Saturday, 22 June 2013

Jewish Faces in French Films Part 2

Part 2

I have indicated from the opening motto in Part 1 of this essay that there is a recognizable set of personality and intellectual qualities that tend to set Jews apart, whether they are modern Americans or Continental, old-fashioned Ashkenazi or Sephardim, though, to be sure, there are very important specific differences among these groups.  For the perspective of this essay, however, the differences between how American film-makers present Jewish faces is very different from that which is done in France.  Hollywood, as we shall see, reacts off and reflects a community that is comfortable and highly secularized, whereas Paris directors and actors experience and project a Jewishness that increasingly feels uncomfortable in its national circumstances and has experienced again first-hand the rising threats of anti-Semitism.

So far as Sarah’s Key is concerned Jews were and are just ordinary people called Jews; they have no differences in their history, religion, or attitude towards history.  Though Sarah’s parents are recent migrants from Poland, they have no accents and do not speak Yiddish.  There is nothing stereotypical about their dress or mannerisms, food or personalities.  They are empty ciphers with the odd title of Juif or Israelite.  A related film almost contemporary with this one called Le Rafle (The Round-Up) seems to use some of the same scenes constructed of the velodrome and goes over a lot of the same episodes.  But its characters are based on historical persons, whereas Sarah’s Key is totally fictional other than the round up itself.  This Round-Up attempts to be more documentary than structured as a novel or a drama, with an enlargement of resonance, so that Hitler is seen for a few moments making a hate-filled speech against the Jews, and the characters aware that being Jewish means something a little more than just being perpetually victimized by irrational people. 
            But is there a mythical Jew in French films as there is in American popular cinema?  Does mythical here mean typical or stereotypical, a caricature, a travesty, a theatrical mask?  In the sense that some Jewish types seen on screen, large and small, derive from comic routines seen on the old vaudeville or Catskill circuit—self-mockery based on the immigrant and  second-generation experiences of East European Jews, gentle, nostalgic, and bitter-sweet—there really aren’t any in French movies.  In a European context, those images, voices and shticks come too close to the horrible grotesques in Nazi newspapers and propaganda films.  British actors can imitate some of the types found in London’s East End and in the theatrical history of Shylock and later Fagan.   

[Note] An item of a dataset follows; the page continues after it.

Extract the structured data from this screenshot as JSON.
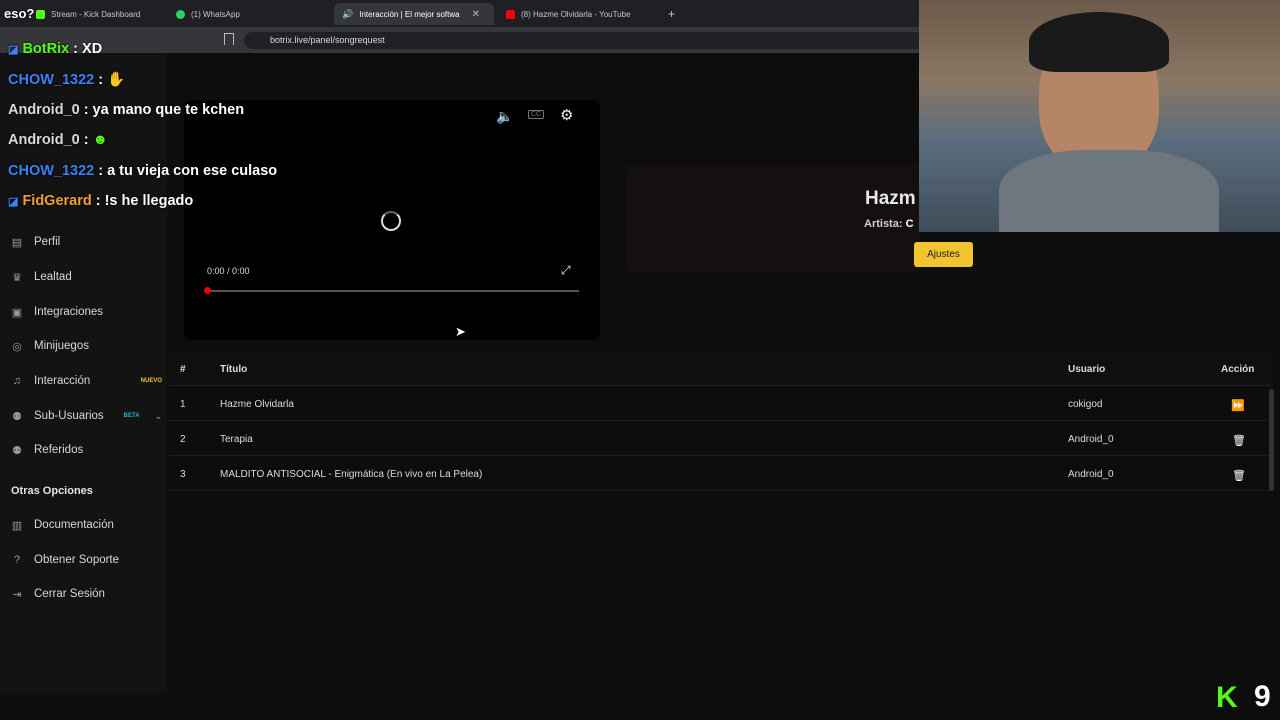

In one sense, the development of cinematography is an extension of the invention of photography, the ability to fix light rays passed through a lens on to a chemical plate, and thus preserve that picture for study and manipulation.  In another sense, once it was realized that a series of such photographic images taken in rapid succession and projected in an overlapping sequence could give the impression of movement, this illusory phenomenon could be further manipulated to reveal aspects of reality never before noticed or available to the naked eye at all, such as the galloping of a horse, the opening of a flower, or the patterned movements of persons in social intercourse.  But from its very beginnings, cinema as entertainment went in several directions: on the one hand, following Georges Méliès, it would embellish and enhance the tricks and fantasies of prestidigitation; while on the other, following the Lumière brothers, it would pretend to document historical persons and events and imitate such accuracy in fictional dramas.  Entertainment, however, was only one venue and goal of cinema in its first developments.  There were also continuations of scientific exploration, coupling motion picture technology to microscopes, telescopes and x-rays, the cinematic camera breaking down and reassembling the images produced, filtering lights and colours to expose unexpected features of reality, altering angles of perception and merging perspectives to analyse and speculate on prior and as yet undeveloped aspects of growth and evolution.  Aesthetic and epistemological speculations also could be carried out through technological refinements of capturing, fixing and printing images, reshaping reality, distorting natural shapes and textures, and interpreting impressions, expressions and hidden potentialities of the imagination.  Making, showing and reacting to the cinema became more and other than a theatrical event or educational spectacle.  What was projected on to the screen in a darkened room was only a part of the experience.  What was going on in the cellars beneath the stage and thus hidden from the sight and hearing of the audience, as well as in the projectionist’s booth behind the audience and in the factories where the films were prepared, edited and distributed, all created new dimensions of affective and cognitive knowledge to the phenomenon.